Sylvie Boucher a perdu son siège aux dernières élections, était la seule femme parmi les députés conservateurs du Québec.

Andrew Scheer devra s’entourer d’une femme forte du Québec, croit Sylvie Boucher

OTTAWA — Le chef conservateur Andrew Scheer devrait s’entourer d’une femme forte du Québec pour le conseiller s’il veut être en mesure de reconnecter avec les Québécois, selon l’ex-députée Sylvie Boucher.

Mme Boucher, qui a perdu son siège aux dernières élections, était la seule femme parmi les députés conservateurs du Québec. La poussière retombée, elle dit quitter le monde politique «la tête haute» et avec le sentiment du devoir accompli. Elle ne fait pas partie de ceux qui réclament la tête de son chef, mais pense qu’il devra être en mesure de «comprendre pourquoi ça n’a pas marché au Québec» s’il veut rester à la tête de sa formation politique.

L’ancienne députée pense qu’il «manque de femmes autour de lui, du Québec, pour l’aider» et pour le mettre au défi afin qu’il «comprenne bien» les sensibilités québécoises, sur l’avortement notamment.

Mme Boucher dit avoir fait part de sa recommandation peu de temps après sa défaite, lors d’une conversation avec M. Scheer.

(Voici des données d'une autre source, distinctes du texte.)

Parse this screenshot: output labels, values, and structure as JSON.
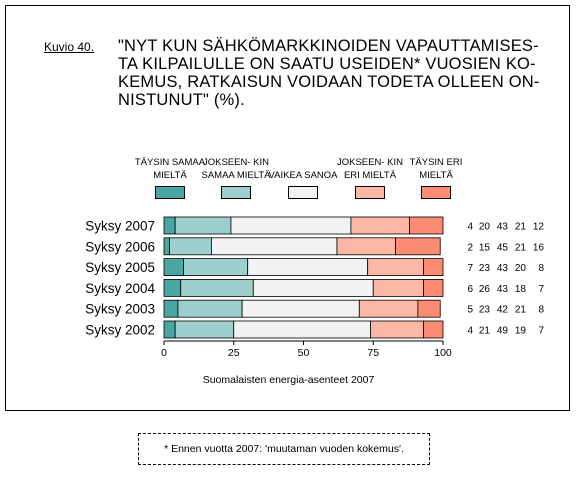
{
  "figure_label": "Kuvio 40.",
  "footnote": "* Ennen vuotta 2007: 'muutaman vuoden kokemus'.",
  "legend": [
    {
      "label": "TÄYSIN SAMAA MIELTÄ",
      "color": "#4aa6a2"
    },
    {
      "label": "JOKSEEN- KIN SAMAA MIELTÄ",
      "color": "#9fcfcc"
    },
    {
      "label": "VAIKEA SANOA",
      "color": "#f2f2f2"
    },
    {
      "label": "JOKSEEN- KIN ERI MIELTÄ",
      "color": "#fcb8a4"
    },
    {
      "label": "TÄYSIN ERI MIELTÄ",
      "color": "#fb8c74"
    }
  ],
  "chart_data": {
    "type": "bar",
    "orientation": "horizontal",
    "stacked": true,
    "title": "\"NYT KUN SÄHKÖMARKKINOIDEN VAPAUTTAMISESTA KILPAILULLE ON SAATU USEIDEN* VUOSIEN KOKEMUS, RATKAISUN VOIDAAN TODETA OLLEEN ONNISTUNUT\" (%).",
    "title_lines": [
      "\"NYT KUN SÄHKÖMARKKINOIDEN VAPAUTTAMISES-",
      "TA KILPAILULLE ON SAATU USEIDEN* VUOSIEN KO-",
      "KEMUS, RATKAISUN VOIDAAN TODETA OLLEEN ON-",
      "NISTUNUT\" (%)."
    ],
    "xlabel": "Suomalaisten energia-asenteet 2007",
    "xlim": [
      0,
      100
    ],
    "xticks": [
      "0",
      "25",
      "50",
      "75",
      "100"
    ],
    "categories": [
      "Syksy 2007",
      "Syksy 2006",
      "Syksy 2005",
      "Syksy 2004",
      "Syksy 2003",
      "Syksy 2002"
    ],
    "series": [
      {
        "name": "TÄYSIN SAMAA MIELTÄ",
        "values": [
          4,
          2,
          7,
          6,
          5,
          4
        ],
        "color": "#4aa6a2"
      },
      {
        "name": "JOKSEEN- KIN SAMAA MIELTÄ",
        "values": [
          20,
          15,
          23,
          26,
          23,
          21
        ],
        "color": "#9fcfcc"
      },
      {
        "name": "VAIKEA SANOA",
        "values": [
          43,
          45,
          43,
          43,
          42,
          49
        ],
        "color": "#f2f2f2"
      },
      {
        "name": "JOKSEEN- KIN ERI MIELTÄ",
        "values": [
          21,
          21,
          20,
          18,
          21,
          19
        ],
        "color": "#fcb8a4"
      },
      {
        "name": "TÄYSIN ERI MIELTÄ",
        "values": [
          12,
          16,
          8,
          7,
          8,
          7
        ],
        "color": "#fb8c74"
      }
    ],
    "grid": false,
    "legend_position": "top"
  }
}
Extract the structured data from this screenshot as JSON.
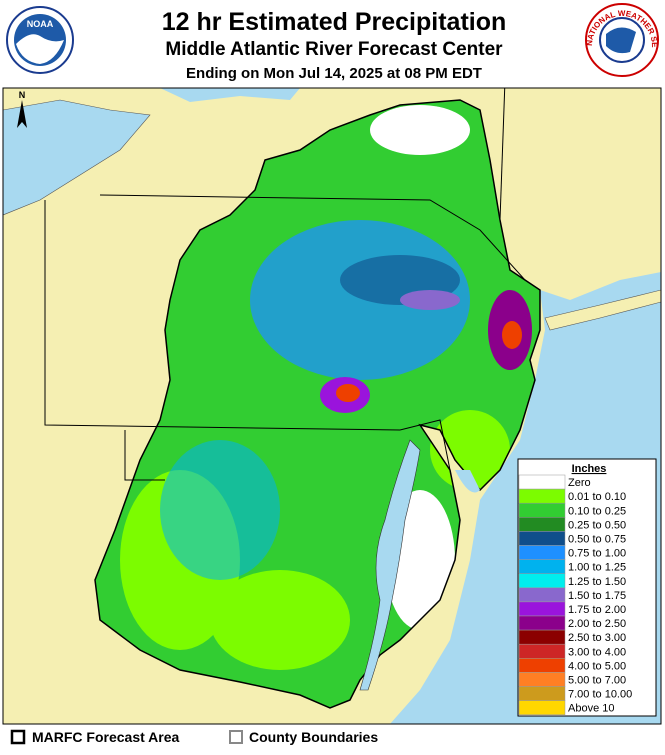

Le chef conservateur s’est entouré lors de la plus récente campagne électorale des mêmes joueurs qui ont assuré son succès pendant la course à la direction du parti, il y a plus de deux ans.

Hamish Marshall, un ami de longue date, agissait à titre de directeur de la campagne nationale. Il y avait deux directeurs adjoints : Dustin Van Vugt, un vétéran du parti, et Marc-André Leclerc, le chef de cabinet de M. Scheer.

La secrétaire principale de M. Scheer, Kenzie Potter, à ses côtés depuis qu’il était président de la Chambre, a elle aussi suivi le chef sur la route avec son jeune bébé pendant la campagne.

Quant à l’absence de représentation féminine dans le caucus québécois actuel, Mme Boucher confie qu’il s’agit de sa «plus grande tristesse».

L’équipe québécoise, avec le lieutenant politique Alain Rayes à sa tête, avait réussi à recruter un nombre record de femmes candidates à la dernière élection. Aucune d’entre elles n’a été élue, malgré leurs efforts et ceux du parti.

Mme Boucher dit qu’elle ne cherche pas de coupables. Les candidates d’un peu partout au Québec ont travaillé très fort pour tenter de se faire élire, dit-elle, mais les électeurs en ont décidé autrement.

Dans les derniers jours, des conservateurs québécois ont commencé à exiger le départ de M. Scheer. L’ancienne ministre Josée Verner, l’ex-candidat Tom Pentefountas et le sénateur Jean-Guy Dagenais ont tous eu des mots durs à l’endroit de la campagne de M. Scheer ou du chef lui-même, qui ne passerait pas au Québec, selon eux.